6 Sampling and Non-sampling Errors
The statistical quality or reliability of a survey may obviously be influenced
by the errors that for various reasons affect the observations. Error components
are commonly divided into two major categories: Sampling and non-sampling
errors. In sampling literature the terms "variable errors" and
"bias" are also frequently used, though having a precise meaning
which is slightly different from the former concepts. The total error of
a survey statistic is labeled the mean square error, being the sum of variable
errors and all biases. In this section we will give a fairly general and
brief description of the most common error components related to household
sample surveys, and discuss their presence in and impacts on this particular
survey. Secondly, we will go into more detail as to those components which
can be assessed numerically.
Error Components and their Presence in the Survey
(1) Sampling errors are related to the sample design itself and the estimators
used, and may be seen as a consequence of surveying only a random sample
of, and not the complete, population. Within the family of probability sample
designs - that is designs enabling the establishment of inclusion probabilities
(random samples) - sampling errors can be estimated. The most common measure
for the sampling error is the variance of an estimate, or derivatives thereof.
The derivative mostly used is the standard error, which is simply the square
root of the variance.
The variance or the standard error does not tell us exactly how great the
error is in each particular case. It should rather be interpreted as a measure
of uncertainty, i.e. how much the estimate is likely to vary if repeatedly
selected samples (with the same design and of the same size) had been surveyed.
The variance is discussed in more detail in section 6.2.
(2) Non-sampling errors is a "basket" comprising all errors which
are not sampling errors. These type of errors may induce systematic bias
in the estimates, as opposed to random errors caused by sampling errors.
The category may be further divided into subgroups according to the various
origins of the error components:
- Imperfections in the sampling frame, i.e. when the population frame
from which the sample is selected does not comprise the complete population
under study, or include foreign elements. Exclusion of certain groups of
the population from the sampling frame is one example. As described in the
Gaza section, it was decided to exclude "outside localities" from
being surveyed for cost reasons. It was maintained that the exclusion would
have negligible effects on survey results.
- Errors imposed by implementary deviations from the theoretical sample
design and field work procedures. Examples: non-response, "wrong"
households selected or visited, "wrong" persons interviewed, etc.

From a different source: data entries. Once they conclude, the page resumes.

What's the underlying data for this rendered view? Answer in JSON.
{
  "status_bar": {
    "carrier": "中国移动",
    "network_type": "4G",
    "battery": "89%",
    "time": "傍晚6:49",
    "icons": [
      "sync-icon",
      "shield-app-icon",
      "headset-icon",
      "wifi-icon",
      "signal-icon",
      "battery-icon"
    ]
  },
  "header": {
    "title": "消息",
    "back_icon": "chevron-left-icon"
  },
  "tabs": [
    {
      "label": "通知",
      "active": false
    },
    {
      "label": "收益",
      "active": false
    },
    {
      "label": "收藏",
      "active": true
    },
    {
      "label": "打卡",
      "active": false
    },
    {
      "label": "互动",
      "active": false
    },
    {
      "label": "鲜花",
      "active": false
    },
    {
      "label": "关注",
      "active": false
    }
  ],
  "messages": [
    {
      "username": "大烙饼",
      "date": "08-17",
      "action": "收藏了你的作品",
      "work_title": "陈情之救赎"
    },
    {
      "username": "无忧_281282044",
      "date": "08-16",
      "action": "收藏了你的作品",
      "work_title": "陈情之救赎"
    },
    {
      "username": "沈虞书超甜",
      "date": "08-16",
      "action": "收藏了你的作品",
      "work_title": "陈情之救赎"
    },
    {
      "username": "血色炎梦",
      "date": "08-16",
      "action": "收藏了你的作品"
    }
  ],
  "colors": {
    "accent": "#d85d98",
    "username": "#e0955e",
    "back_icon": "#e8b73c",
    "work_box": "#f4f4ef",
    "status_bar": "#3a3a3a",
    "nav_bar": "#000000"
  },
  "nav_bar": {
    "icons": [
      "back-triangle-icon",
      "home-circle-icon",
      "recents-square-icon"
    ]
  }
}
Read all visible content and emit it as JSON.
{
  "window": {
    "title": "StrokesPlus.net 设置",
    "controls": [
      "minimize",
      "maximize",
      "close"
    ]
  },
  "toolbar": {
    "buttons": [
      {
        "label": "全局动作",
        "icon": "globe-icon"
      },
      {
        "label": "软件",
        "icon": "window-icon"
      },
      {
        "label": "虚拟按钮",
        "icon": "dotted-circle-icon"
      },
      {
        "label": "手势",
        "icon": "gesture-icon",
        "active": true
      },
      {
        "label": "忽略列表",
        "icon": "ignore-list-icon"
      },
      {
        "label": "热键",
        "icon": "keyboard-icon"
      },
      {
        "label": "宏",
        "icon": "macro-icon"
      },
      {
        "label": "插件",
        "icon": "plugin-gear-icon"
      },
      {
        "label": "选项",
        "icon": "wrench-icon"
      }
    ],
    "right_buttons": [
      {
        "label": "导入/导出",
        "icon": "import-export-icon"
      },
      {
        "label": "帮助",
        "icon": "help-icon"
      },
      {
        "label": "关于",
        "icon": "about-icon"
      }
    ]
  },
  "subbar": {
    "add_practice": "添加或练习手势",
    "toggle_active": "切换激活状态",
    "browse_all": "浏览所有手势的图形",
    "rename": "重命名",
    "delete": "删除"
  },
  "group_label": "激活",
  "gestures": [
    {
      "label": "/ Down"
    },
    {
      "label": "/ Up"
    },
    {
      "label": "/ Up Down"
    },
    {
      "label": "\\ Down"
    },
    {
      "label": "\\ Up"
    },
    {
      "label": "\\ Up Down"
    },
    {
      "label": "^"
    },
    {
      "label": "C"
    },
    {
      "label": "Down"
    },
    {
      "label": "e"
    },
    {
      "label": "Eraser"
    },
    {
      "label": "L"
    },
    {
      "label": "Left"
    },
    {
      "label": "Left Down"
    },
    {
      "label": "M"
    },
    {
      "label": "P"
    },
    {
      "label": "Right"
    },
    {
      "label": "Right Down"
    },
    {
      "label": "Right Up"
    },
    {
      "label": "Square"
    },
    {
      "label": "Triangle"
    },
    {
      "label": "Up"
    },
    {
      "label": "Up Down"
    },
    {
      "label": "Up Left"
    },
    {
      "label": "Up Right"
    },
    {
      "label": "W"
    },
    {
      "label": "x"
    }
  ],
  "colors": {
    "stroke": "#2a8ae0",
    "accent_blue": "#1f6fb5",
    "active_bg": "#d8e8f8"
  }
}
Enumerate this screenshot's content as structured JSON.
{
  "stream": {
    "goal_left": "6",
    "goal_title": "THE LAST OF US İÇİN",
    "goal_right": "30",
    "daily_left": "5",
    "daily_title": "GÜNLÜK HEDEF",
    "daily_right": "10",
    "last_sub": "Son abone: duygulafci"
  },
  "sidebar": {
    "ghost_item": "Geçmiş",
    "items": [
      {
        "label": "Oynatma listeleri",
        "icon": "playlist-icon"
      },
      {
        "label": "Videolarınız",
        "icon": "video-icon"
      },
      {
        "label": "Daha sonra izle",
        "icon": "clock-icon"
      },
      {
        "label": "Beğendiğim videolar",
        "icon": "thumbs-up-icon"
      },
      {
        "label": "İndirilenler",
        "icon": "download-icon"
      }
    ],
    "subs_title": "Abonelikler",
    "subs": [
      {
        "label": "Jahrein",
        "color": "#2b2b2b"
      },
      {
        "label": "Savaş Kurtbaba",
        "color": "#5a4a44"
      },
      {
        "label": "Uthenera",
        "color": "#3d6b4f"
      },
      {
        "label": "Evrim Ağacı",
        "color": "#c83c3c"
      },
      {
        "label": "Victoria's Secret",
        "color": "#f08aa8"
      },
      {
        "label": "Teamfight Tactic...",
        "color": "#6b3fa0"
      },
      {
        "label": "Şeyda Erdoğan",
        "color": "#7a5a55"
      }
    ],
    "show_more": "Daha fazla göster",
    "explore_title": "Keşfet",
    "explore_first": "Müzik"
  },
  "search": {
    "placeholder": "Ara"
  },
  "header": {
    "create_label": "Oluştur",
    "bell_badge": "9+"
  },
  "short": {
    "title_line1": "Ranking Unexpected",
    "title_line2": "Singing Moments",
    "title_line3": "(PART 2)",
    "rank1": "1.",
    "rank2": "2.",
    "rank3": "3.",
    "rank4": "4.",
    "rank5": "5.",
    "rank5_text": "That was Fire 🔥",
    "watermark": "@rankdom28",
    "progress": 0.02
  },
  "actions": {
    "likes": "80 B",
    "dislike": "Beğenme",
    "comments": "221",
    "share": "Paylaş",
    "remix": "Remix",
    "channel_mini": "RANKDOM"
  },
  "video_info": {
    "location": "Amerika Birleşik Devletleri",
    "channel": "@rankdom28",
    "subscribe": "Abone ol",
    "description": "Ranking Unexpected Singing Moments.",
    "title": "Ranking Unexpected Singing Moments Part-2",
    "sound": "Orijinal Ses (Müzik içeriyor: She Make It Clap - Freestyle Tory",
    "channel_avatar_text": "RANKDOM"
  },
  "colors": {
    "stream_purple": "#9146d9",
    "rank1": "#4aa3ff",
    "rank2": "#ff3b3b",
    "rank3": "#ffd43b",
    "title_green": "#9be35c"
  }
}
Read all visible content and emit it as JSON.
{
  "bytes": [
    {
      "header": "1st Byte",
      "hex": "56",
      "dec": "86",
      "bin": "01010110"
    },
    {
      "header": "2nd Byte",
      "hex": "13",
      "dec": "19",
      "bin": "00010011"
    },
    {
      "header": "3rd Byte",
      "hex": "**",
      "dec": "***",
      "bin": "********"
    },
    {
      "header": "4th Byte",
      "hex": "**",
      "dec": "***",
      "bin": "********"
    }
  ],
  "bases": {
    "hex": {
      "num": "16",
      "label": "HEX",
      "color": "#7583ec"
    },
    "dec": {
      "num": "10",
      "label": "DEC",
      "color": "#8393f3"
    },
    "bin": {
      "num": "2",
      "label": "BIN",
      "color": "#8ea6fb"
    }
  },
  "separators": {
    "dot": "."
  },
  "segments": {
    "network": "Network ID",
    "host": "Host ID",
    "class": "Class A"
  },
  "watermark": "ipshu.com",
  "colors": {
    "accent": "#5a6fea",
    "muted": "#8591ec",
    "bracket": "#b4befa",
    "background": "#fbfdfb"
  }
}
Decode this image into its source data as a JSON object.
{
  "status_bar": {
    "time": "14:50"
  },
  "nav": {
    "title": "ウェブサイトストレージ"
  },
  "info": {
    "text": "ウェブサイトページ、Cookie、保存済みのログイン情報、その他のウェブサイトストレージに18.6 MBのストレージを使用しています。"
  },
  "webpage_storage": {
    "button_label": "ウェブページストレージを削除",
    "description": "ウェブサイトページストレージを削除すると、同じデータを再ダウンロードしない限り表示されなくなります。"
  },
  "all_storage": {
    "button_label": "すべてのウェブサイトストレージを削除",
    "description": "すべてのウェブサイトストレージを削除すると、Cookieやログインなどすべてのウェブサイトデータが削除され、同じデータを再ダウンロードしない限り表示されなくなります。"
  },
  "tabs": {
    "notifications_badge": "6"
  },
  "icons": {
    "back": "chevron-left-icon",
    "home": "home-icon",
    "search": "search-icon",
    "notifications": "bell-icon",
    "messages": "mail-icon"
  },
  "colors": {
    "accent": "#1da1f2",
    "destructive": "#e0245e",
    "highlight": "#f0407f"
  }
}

Except for non-response, which will be further discussed subsequently, there
were some cases in the present survey in which the standard instructions
for "enumeration walks" had to be modified in order to make sampling
feasible. Any departure from the standard rules has been particularly considered
within the context of inclusion probabilities. None of the practical solutions
adopted imply substantial alterations of the theoretical probabilities described
in the previous sections.
- The field work procedures themselves may imply unforeseen systematic
biases in the sample selection. In the present survey one procedure has
been given particular consideration as a potential source of error: the
practical modification of choosing road crossing corners - instead of any
randomly selected spot - as starting points for the enumeration walks. This
choice might impose systematic biases as to the kind of households being
sampled. However, numerous inspection trials in the field proved it highly
unlikely that such bias would occur. According to the field work instructions,
the starting points themselves were never to be included in the sample.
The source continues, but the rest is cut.